‘Making the Magical Logical’
|Tim Chartier addresses the conference in Gillis Theatre. – VMI Photo by H. Lockwood McLaughlin.
LEXINGTON, Va., Oct. 5, 2016 – Tim Chartier is a man on a mission – a mission to help students develop a good story, just one good story, about mathematics.
Chartier, professor of mathematics and computer science at Davidson College, addressed the approximately 300 participants in “Math: The Roots of STEM,” this year’s STEM education conference, this morning in Gillis Theater in Marshall Hall. Chartier also took time after his talk to sign copies of his new book, Math Bytes: Google Bombs, Chocolate-Covered Pi, and Other Cool Bits in Computing.
Chartier told his listeners, most of them elementary school teachers, that many of the students who enroll in the math for humanities majors course that he teaches at Davidson – what he calls the “math haters” class – haven’t had a single positive experience with mathematics when they arrive in his classroom. It’s his goal to change that so they leave his class with one good story.
“We have 16 weeks to find that story,” Chartier tells his students. The goal of that good story isn’t to turn students into mathematicians, Chartier said, but rather to have that story available when a child enters the students’ lives at some point in the future and expresses an interest in the STEM fields.
The moment that students are told they’re there to find their story, they relax, Chartier related. “It’s that moment when they realize they can have their own story, their own moment in class where math takes root, where we begin our journey together.”
In his talk at VMI, titled “Math-nificient Stories,” Chartier showed his listeners math games to get students engaged and then talked about the moments when math seems magical – when someone nearby does something that seems unexplainable.
“They’re not a magician,” said Chartier. “It happens that they just saw the trick, if you will. … Math makes the magical logical.”

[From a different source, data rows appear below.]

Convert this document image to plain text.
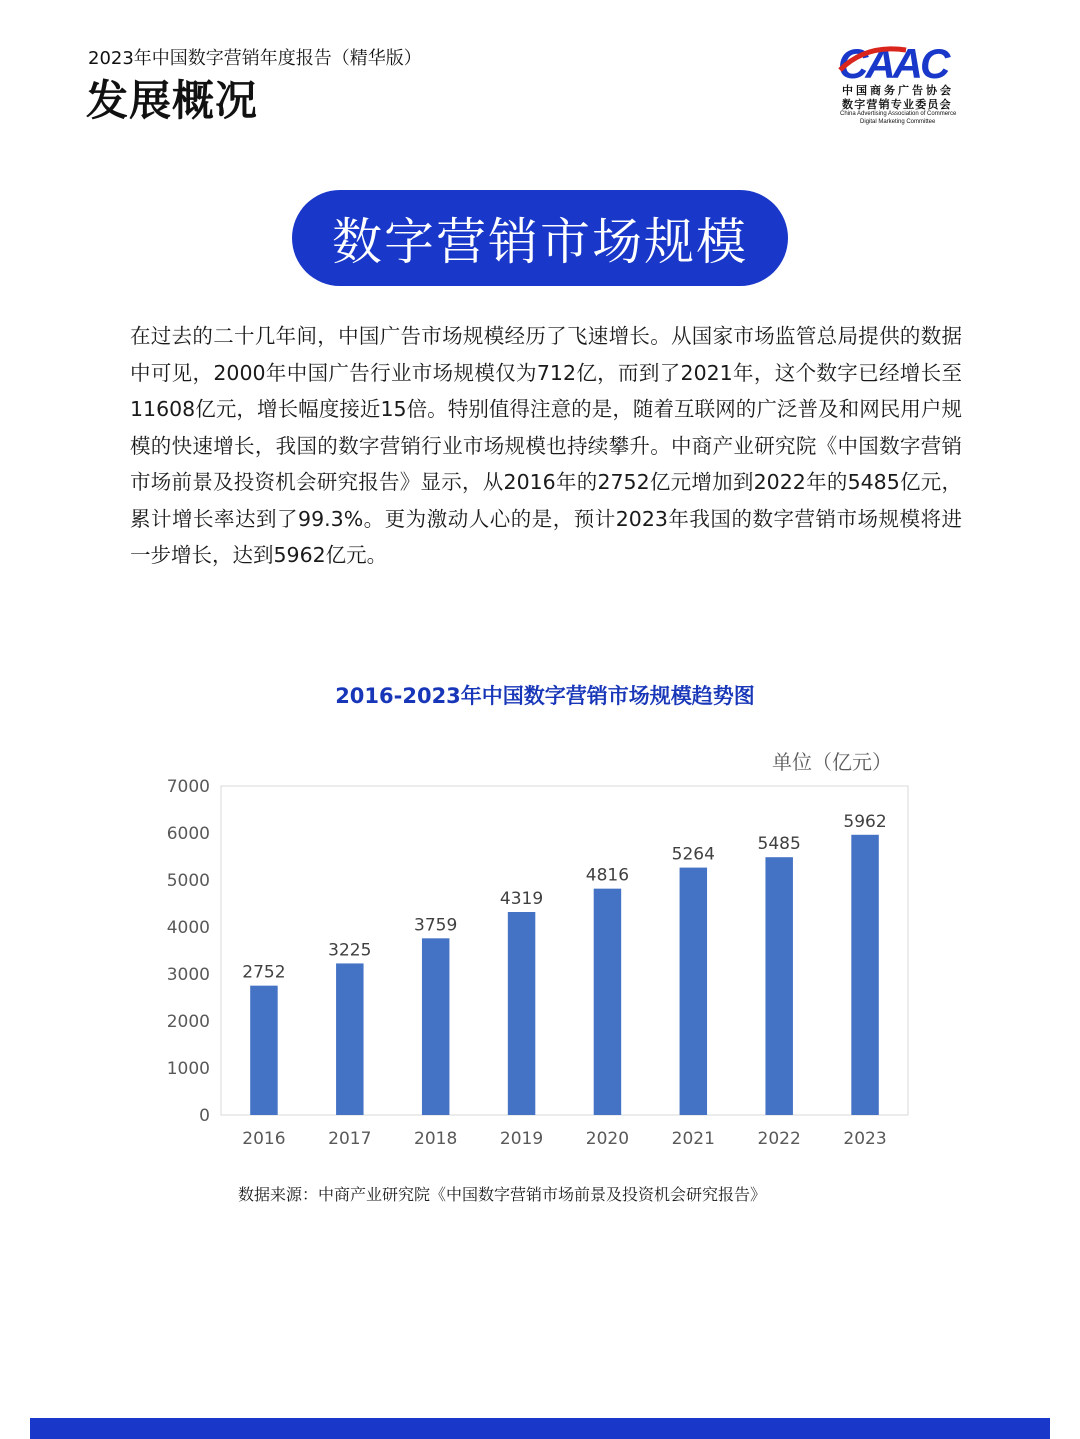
2023年中国数字营销年度报告（精华版）
发展概况
CAAC
中国商务广告协会
数字营销专业委员会
China Advertising Association of Commerce
Digital Marketing Committee
数字营销市场规模
在过去的二十几年间，中国广告市场规模经历了飞速增长。从国家市场监管总局提供的数据中可见，2000年中国广告行业市场规模仅为712亿，而到了2021年，这个数字已经增长至11608亿元，增长幅度接近15倍。特别值得注意的是，随着互联网的广泛普及和网民用户规模的快速增长，我国的数字营销行业市场规模也持续攀升。中商产业研究院《中国数字营销市场前景及投资机会研究报告》显示，从2016年的2752亿元增加到2022年的5485亿元，累计增长率达到了99.3%。更为激动人心的是，预计2023年我国的数字营销市场规模将进一步增长，达到5962亿元。
2016-2023年中国数字营销市场规模趋势图
单位（亿元）
0
1000
2000
3000
4000
5000
6000
7000
2752
2016
3225
2017
3759
2018
4319
2019
4816
2020
5264
2021
5485
2022
5962
2023
数据来源：中商产业研究院《中国数字营销市场前景及投资机会研究报告》
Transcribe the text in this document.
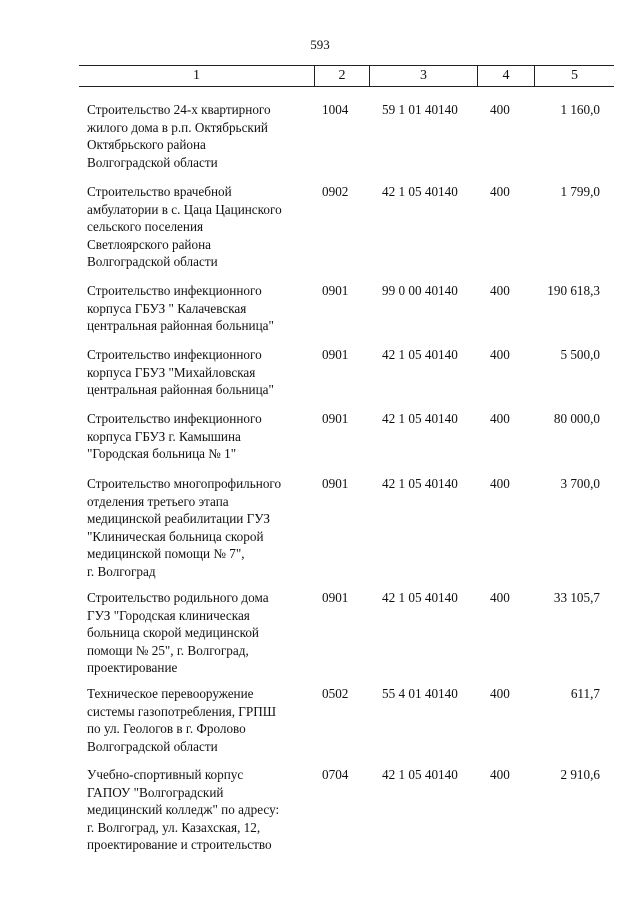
593
1	2	3	4	5
Строительство 24-х квартирного
жилого дома в р.п. Октябрьский
Октябрьского района
Волгоградской области
1004	59 1 01 40140	400	1 160,0
Строительство врачебной
амбулатории в с. Цаца Цацинского
сельского поселения
Светлоярского района
Волгоградской области
0902	42 1 05 40140	400	1 799,0
Строительство инфекционного
корпуса ГБУЗ " Калачевская
центральная районная больница"
0901	99 0 00 40140	400	190 618,3
Строительство инфекционного
корпуса ГБУЗ "Михайловская
центральная районная больница"
0901	42 1 05 40140	400	5 500,0
Строительство инфекционного
корпуса ГБУЗ г. Камышина
"Городская больница № 1"
0901	42 1 05 40140	400	80 000,0
Строительство многопрофильного
отделения третьего этапа
медицинской реабилитации ГУЗ
"Клиническая больница скорой
медицинской помощи № 7",
г. Волгоград
0901	42 1 05 40140	400	3 700,0
Строительство родильного дома
ГУЗ "Городская клиническая
больница скорой медицинской
помощи № 25", г. Волгоград,
проектирование
0901	42 1 05 40140	400	33 105,7
Техническое перевооружение
системы газопотребления, ГРПШ
по ул. Геологов в г. Фролово
Волгоградской области
0502	55 4 01 40140	400	611,7
Учебно-спортивный корпус
ГАПОУ "Волгоградский
медицинский колледж" по адресу:
г. Волгоград, ул. Казахская, 12,
проектирование и строительство
0704	42 1 05 40140	400	2 910,6
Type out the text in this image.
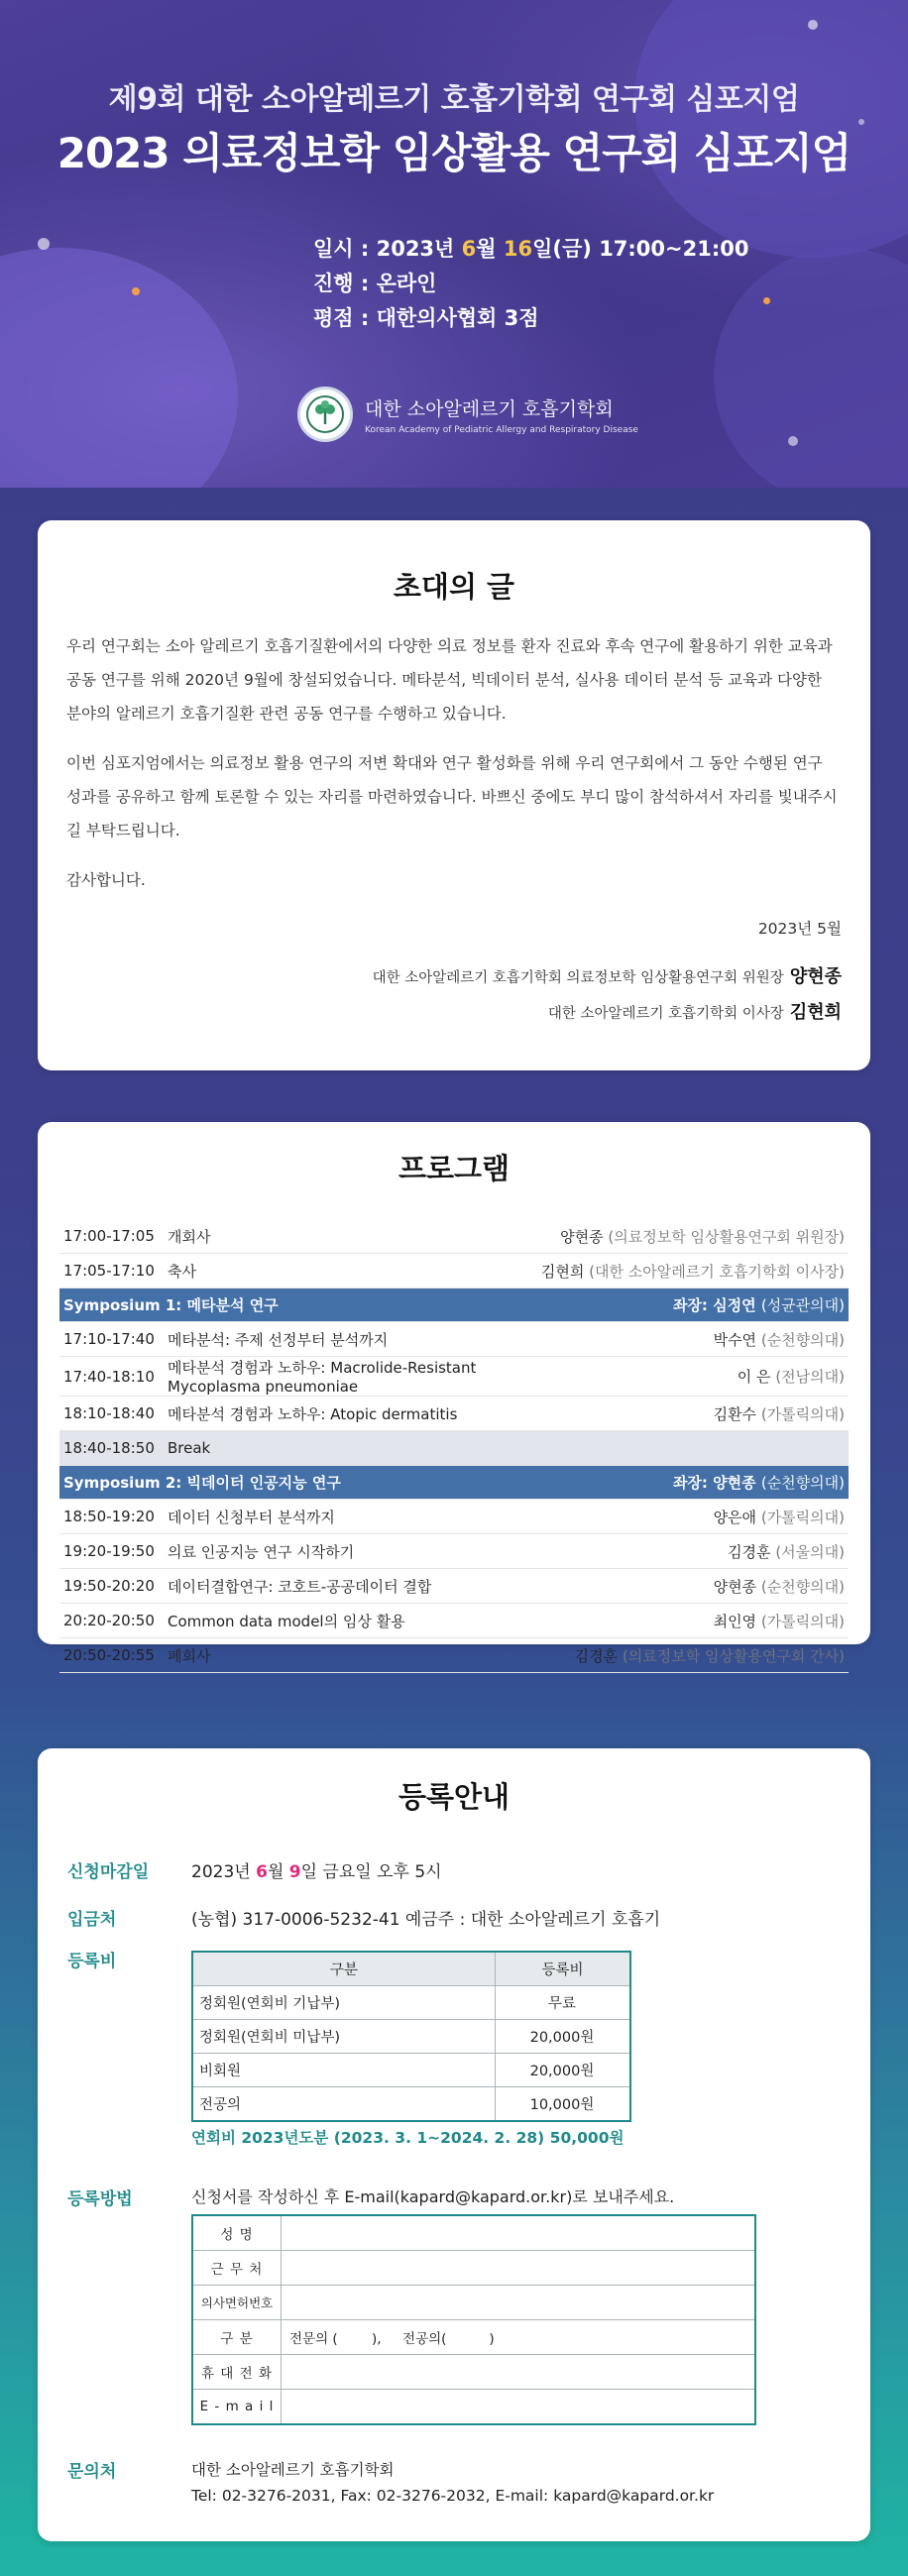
제9회 대한 소아알레르기 호흡기학회 연구회 심포지엄
2023 의료정보학 임상활용 연구회 심포지엄
일시 : 2023년 6월 16일(금) 17:00~21:00
진행 : 온라인
평점 : 대한의사협회 3점
대한 소아알레르기 호흡기학회
Korean Academy of Pediatric Allergy and Respiratory Disease
초대의 글
우리 연구회는 소아 알레르기 호흡기질환에서의 다양한 의료 정보를 환자 진료와 후속 연구에 활용하기 위한 교육과 공동 연구를 위해 2020년 9월에 창설되었습니다. 메타분석, 빅데이터 분석, 실사용 데이터 분석 등 교육과 다양한 분야의 알레르기 호흡기질환 관련 공동 연구를 수행하고 있습니다.
이번 심포지엄에서는 의료정보 활용 연구의 저변 확대와 연구 활성화를 위해 우리 연구회에서 그 동안 수행된 연구 성과를 공유하고 함께 토론할 수 있는 자리를 마련하였습니다. 바쁘신 중에도 부디 많이 참석하셔서 자리를 빛내주시길 부탁드립니다.
감사합니다.
2023년 5월
대한 소아알레르기 호흡기학회 의료정보학 임상활용연구회 위원장 양현종
대한 소아알레르기 호흡기학회 이사장 김현희
프로그램
17:00-17:05	개회사	양현종 (의료정보학 임상활용연구회 위원장)
17:05-17:10	축사	김현희 (대한 소아알레르기 호흡기학회 이사장)
Symposium 1: 메타분석 연구		좌장: 심정연 (성균관의대)
17:10-17:40	메타분석: 주제 선정부터 분석까지	박수연 (순천향의대)
17:40-18:10	메타분석 경험과 노하우: Macrolide-Resistant Mycoplasma pneumoniae	이 은 (전남의대)
18:10-18:40	메타분석 경험과 노하우: Atopic dermatitis	김환수 (가톨릭의대)
18:40-18:50	Break	
Symposium 2: 빅데이터 인공지능 연구		좌장: 양현종 (순천향의대)
18:50-19:20	데이터 신청부터 분석까지	양은애 (가톨릭의대)
19:20-19:50	의료 인공지능 연구 시작하기	김경훈 (서울의대)
19:50-20:20	데이터결합연구: 코호트-공공데이터 결합	양현종 (순천향의대)
20:20-20:50	Common data model의 임상 활용	최인영 (가톨릭의대)
20:50-20:55	폐회사	김경훈 (의료정보학 임상활용연구회 간사)
등록안내
신청마감일	2023년 6월 9일 금요일 오후 5시
입금처	(농협) 317-0006-5232-41 예금주 : 대한 소아알레르기 호흡기
등록비	구분	등록비
정회원(연회비 기납부)	무료
정회원(연회비 미납부)	20,000원
비회원	20,000원
전공의	10,000원
연회비 2023년도분 (2023. 3. 1~2024. 2. 28) 50,000원
등록방법	신청서를 작성하신 후 E-mail(kapard@kapard.or.kr)로 보내주세요.
성 명	
근 무 처	
의사면허번호	
구 분	전문의 (        ),     전공의(          )
휴 대 전 화	
E - m a i l	
문의처	대한 소아알레르기 호흡기학회
Tel: 02-3276-2031, Fax: 02-3276-2032, E-mail: kapard@kapard.or.kr
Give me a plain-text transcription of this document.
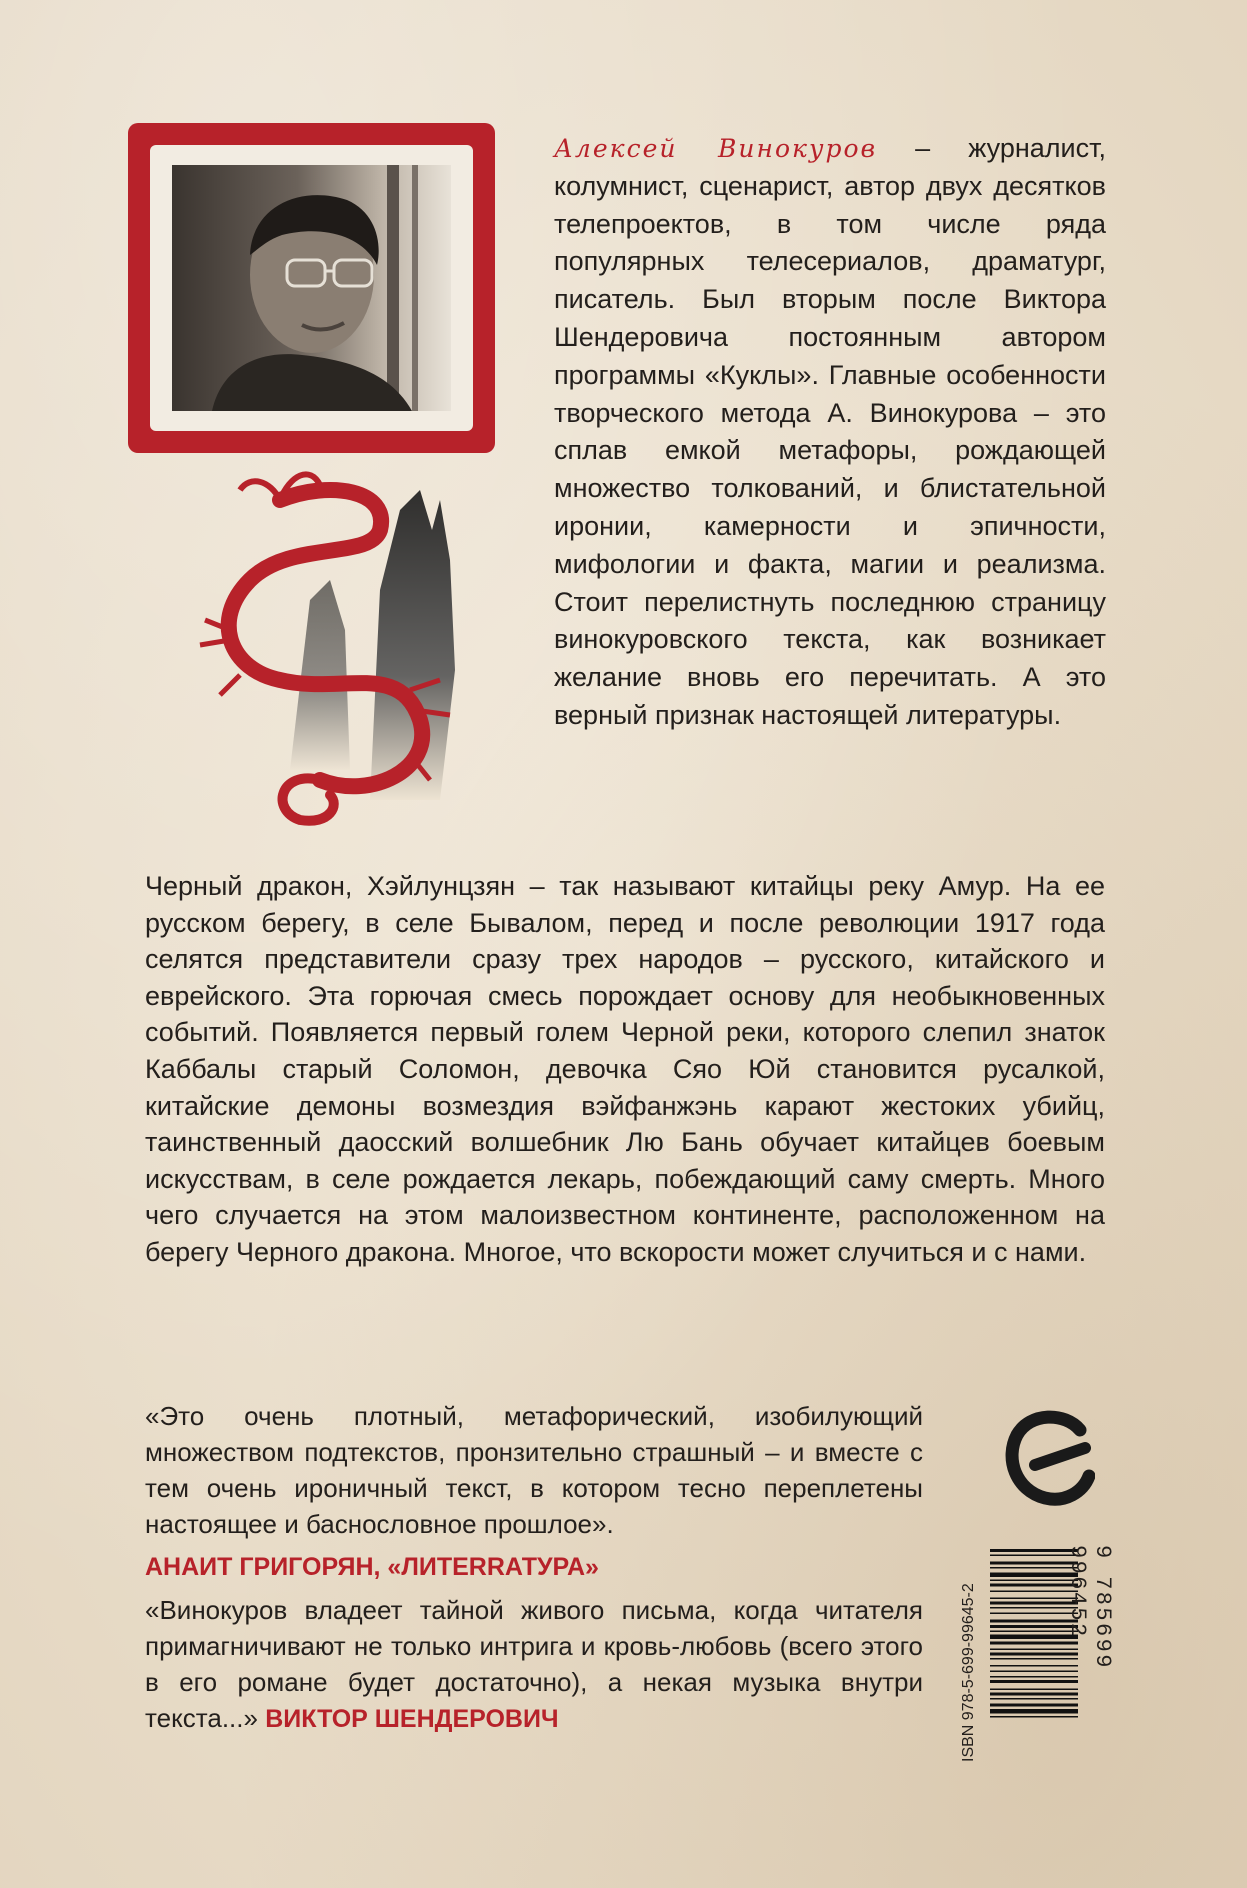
Алексей Винокуров – журналист, колумнист, сценарист, автор двух десятков телепроектов, в том числе ряда популярных телесериалов, драматург, писатель. Был вторым после Виктора Шендеровича постоянным автором программы «Куклы». Главные особенности творческого метода А. Винокурова – это сплав емкой метафоры, рождающей множество толкований, и блистательной иронии, камерности и эпичности, мифологии и факта, магии и реализма. Стоит перелистнуть последнюю страницу винокуровского текста, как возникает желание вновь его перечитать. А это верный признак настоящей литературы.
Черный дракон, Хэйлунцзян – так называют китайцы реку Амур. На ее русском берегу, в селе Бывалом, перед и после революции 1917 года селятся представители сразу трех народов – русского, китайского и еврейского. Эта горючая смесь порождает основу для необыкновенных событий. Появляется первый голем Черной реки, которого слепил знаток Каббалы старый Соломон, девочка Сяо Юй становится русалкой, китайские демоны возмездия вэйфанжэнь карают жестоких убийц, таинственный даосский волшебник Лю Бань обучает китайцев боевым искусствам, в селе рождается лекарь, побеждающий саму смерть. Много чего случается на этом малоизвестном континенте, расположенном на берегу Черного дракона. Многое, что вскорости может случиться и с нами.
«Это очень плотный, метафорический, изобилующий множеством подтекстов, пронзительно страшный – и вместе с тем очень ироничный текст, в котором тесно переплетены настоящее и баснословное прошлое».
АНАИТ ГРИГОРЯН, «ЛИТЕRRАТУРА»
«Винокуров владеет тайной живого письма, когда читателя примагничивают не только интрига и кровь-любовь (всего этого в его романе будет достаточно), а некая музыка внутри текста...» ВИКТОР ШЕНДЕРОВИЧ	ISBN 978-5-699-99645-2	9 785699 996452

Halfway through his talk, Chartier discarded his suit jacket and put on a well-worn brown hat to step into his other role, one that preceded his career as a math professor: that of performance artist. A professionally trained mime, Chartier performed a skit in which he attempted to arrange a group of small plungers in an orderly fashion, yet always wound up with one left over.
The plunger skit, he related after it was over, is an ideal way to illustrate the concept of prime numbers.
With an extensive background in sports analytics, including stints consulting for the Sports Science program on ESPN, Chartier also demonstrated how math can illustrate the annual spring ritual of March Madness, when the NCAA men’s basketball season heads to its finale.
“Those are the kind of stories that we want,” said Chartier.
Math, in addition to its utility in day-to-day life, can help deeper life lessons to take root as well, Chartier noted. “Math can help us learn that sometimes we don’t understand things, and that’s okay. … Life is better thought of without thinking of the terms of failure and success. Aren’t the times that we struggled in life often what gives us the perspective that leads to future success?”
For Chartier, math and the STEM fields in general can help students find a balanced approach to the challenges they’ll face as adults. “The humanities can help connect us to the human experience and the humanity of what we do. … STEM can connect us to the many ways that who you are can help you set an ever brighter future. But to do that, you have to be comfortable standing in the unknown.”
The conference began yesterday, Tuesday, with a talk by mechanical engineer Christine McKinley, followed by multiple breakout sessions. The conference concludes this afternoon.